Так я постигал уставные и неуставные отношения внутри футбольных команд. Но что касается Спортивного Клуба Черноморского Флота, то пока там был командующим адмирал Горшков, который был неравнодушен к футболу, флотская команда была знаменитой. Игры ее проходили на переполненном стадионе в Севастополе. Это был праздник. К центральной трибуне всегда подводили ковровую дорожку прямо по ступенькам, куда поднимались старшие морские чины во главе с Горшковым. И болельщики затихали, потому что тут же смотрели в программы — кто же сегодня выйдет в составе одиннадцати? Мнение Горшкова было решающим — кого поставить, а кого и нет. И вот на поле выкатывались двадцать два игрока, и спектакль начинался. После забитого гола в ворота противника адмирал исчезал за небольшой шторкой со всей свитой. А выходили из-за нее веселые и разгоряченные.
Как-то на одном из таких представлений счет после первого тайма был 0:4 не в пользу моряков Севастополя. Адмирал стоял подобно Ушакову, вцепившись в борт адмиральской трибуны, и что-то выкрикивал, потом, когда тайм закончился, вместе с оруженосцами скрылся в раздевалке футболистов.
Не было запретных троп для нас, мальчишек, хотевших знать все футбольные тайны. И вот я уже вишу на стене, и мой левый глаз заглядывает в раздевалку, где царит траурное молчание. Игроки опустили головы, тренер Артемьев и капитан, как обычно, не разбирали игру первого тайма. Слышался только адмиральский голос: «Позор, сдаете редут за редутом, бегом вперед-назад не играете, чтобы запутать противника. Нападающие, почему не бомбардируете передний край обороны? Мичман Ананьев, капитан команды, бросил якоря, дрейфуешь. Второй тайм, — продолжал Горшков, — начинаем со штурма, командовать буду я…»
И в таком духе все 15 минут. Что делать? 0:4 в первом тайме с такой командой как «Жальгирис» (а она тогда была очень сильной командой) — это практически гиблое дело. Но чувство юмора никогда не подводило футболистов, даже перед грозными адмиралами. Когда команды вышли на второй тайм и адмирал Горшков занял свое место, вдруг прямо с поля на него побежал капитан команды мичман Ананьев. Он поднялся прямо по ковровым ступенькам, сняв фуражку с какого-то капитана, и, отдав под козырек адмиралу, вытянувшись как полагается, произнес: «Товарищ адмирал, разрешите обратиться?» «Разрешаю», — вполне серьезно ответил адмирал. «Прошу вас дать команду на штурм ворот противника». «Начинайте!» — скомандовал Горшков. И его команда… получила в свои ворота еще три безответных гола.
В день второго мая крымской ранней жары Валера Захаров лежал в красном гробу, в черном костюме, в белой рубашке и галстуке, завязанном двойным, чуть искривленным узлом. Его тяжелые руки были сплетены на животе так, как будто одна пожимала другую. Молодой, красивый, 52-летний. Врачи-патологоанатомы, мои знакомые, сказали, что при вскрытии его органы были феноменально здоровы и умер он от алкогольной интоксикации. Через затылок проходил свежий шрам аккуратно зашитой раны уже мертвого человека…

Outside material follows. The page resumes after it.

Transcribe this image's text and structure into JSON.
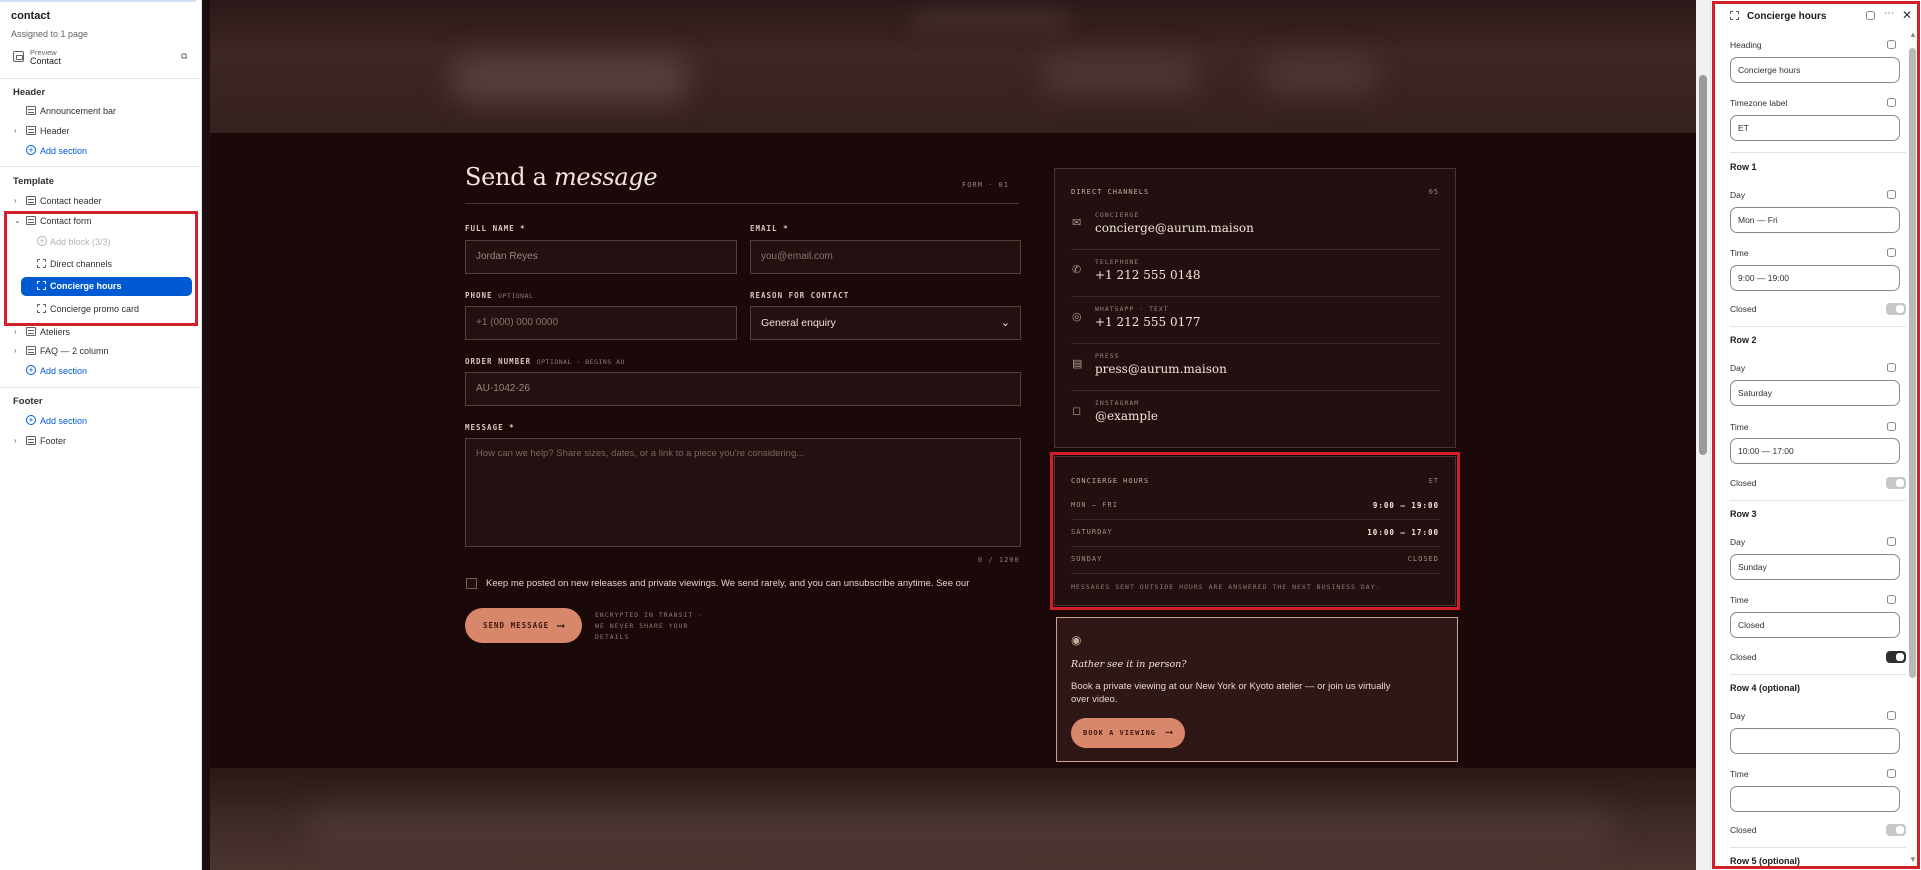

Я стоял над гробом своего друга, и в голове прокручивалась вся тридцатилетняя лента нашей истории. Его хоронили почти все футболисты из разных поколений, потому что все его любили, уважали, как впрочем, и он сам всех — при жизни. Передо мной лежал навсегда неподвижный человек, который научил меня танцевать твист, привил вкус к английскому языку, одежде, человек, у которого я научился играть. Человек, который, как только я попал в команду мастеров, увел меня от дешевых соблазнов легкой футбольной жизни, когда можно было бездумно пердеть в компаниях за картами, шляться по городу, ничего не читать, ни о чем не думать. Как ни странно, перед любым молодым человеком всегда встает этот выбор в команде, ибо компании всегда разнородны и они втягивают молодого за счет игрового авторитета быстро и практически навсегда. И вот ты уже там — или среди матюкающихся, сплевывающих, хамящих, или…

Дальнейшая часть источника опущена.